Selon plusieurs sources, un mécanisme transitoire se met en place autour d’un conseil présidentiel provisoire composé de trois membres, chargé d’assurer l’intérim. Cette structure aurait déjà commencé à fonctionner au nom du président, avec pour mission de désigner rapidement l’un des leurs comme candidat de consensus. La décision finale reviendrait au Conseil des experts, l’instance religieuse habilitée à désigner le Guide suprême et non à un cercle familial ou à un dauphin désigné d’avance.
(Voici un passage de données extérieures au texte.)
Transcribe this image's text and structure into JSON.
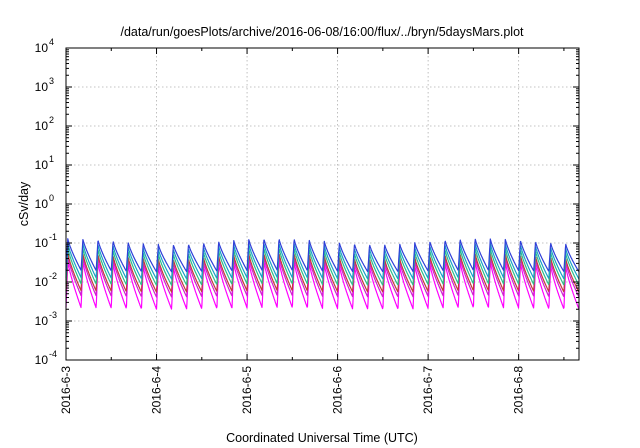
{
  "chart_data": {
    "type": "line",
    "title": "/data/run/goesPlots/archive/2016-06-08/16:00/flux/../bryn/5daysMars.plot",
    "xlabel": "Coordinated Universal Time (UTC)",
    "ylabel": "cSv/day",
    "y_scale": "log",
    "ylim": [
      0.0001,
      10000
    ],
    "y_ticks": [
      {
        "value": 0.0001,
        "base": "10",
        "exp": "-4"
      },
      {
        "value": 0.001,
        "base": "10",
        "exp": "-3"
      },
      {
        "value": 0.01,
        "base": "10",
        "exp": "-2"
      },
      {
        "value": 0.1,
        "base": "10",
        "exp": "-1"
      },
      {
        "value": 1,
        "base": "10",
        "exp": "0"
      },
      {
        "value": 10,
        "base": "10",
        "exp": "1"
      },
      {
        "value": 100,
        "base": "10",
        "exp": "2"
      },
      {
        "value": 1000,
        "base": "10",
        "exp": "3"
      },
      {
        "value": 10000,
        "base": "10",
        "exp": "4"
      }
    ],
    "x_range_days": [
      "2016-06-03",
      "2016-06-08T16:00"
    ],
    "x_ticks": [
      "2016-6-3",
      "2016-6-4",
      "2016-6-5",
      "2016-6-6",
      "2016-6-7",
      "2016-6-8"
    ],
    "grid": true,
    "legend": "none",
    "oscillation_period_hours": 4,
    "series": [
      {
        "color": "#2f3fd8",
        "peak": 0.13,
        "trough": 0.02
      },
      {
        "color": "#1aa0c8",
        "peak": 0.1,
        "trough": 0.013
      },
      {
        "color": "#2bbf8a",
        "peak": 0.075,
        "trough": 0.009
      },
      {
        "color": "#c23a3a",
        "peak": 0.055,
        "trough": 0.006
      },
      {
        "color": "#d020d0",
        "peak": 0.045,
        "trough": 0.0045
      },
      {
        "color": "#ff00ff",
        "peak": 0.035,
        "trough": 0.0022
      }
    ]
  }
}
Contrairement à certaines spéculations, il ne s’agirait pas d’un simple passage de témoin de père en fils. L’Iran ne fonctionne pas selon un modèle monarchique classique. Plusieurs noms circulent, y compris celui d’un petit-fils de l’ayatollah Khomeiny, identifié comme une figure à sensibilité réformatrice. Mais aucun favori ne s’impose clairement à ce stade.
Dans les cercles d’analyse, trois scénarios dominent : un effondrement brutal du régime - hypothèse jugée peu probable à court terme. une révolution populaire – possible, mais sans dynamique visible immédiate et un coup de force interne, mené par des figures puissantes issues du système, notamment des Gardiens de la Révolution – scénario considéré par plusieurs observateurs comme le plus réaliste.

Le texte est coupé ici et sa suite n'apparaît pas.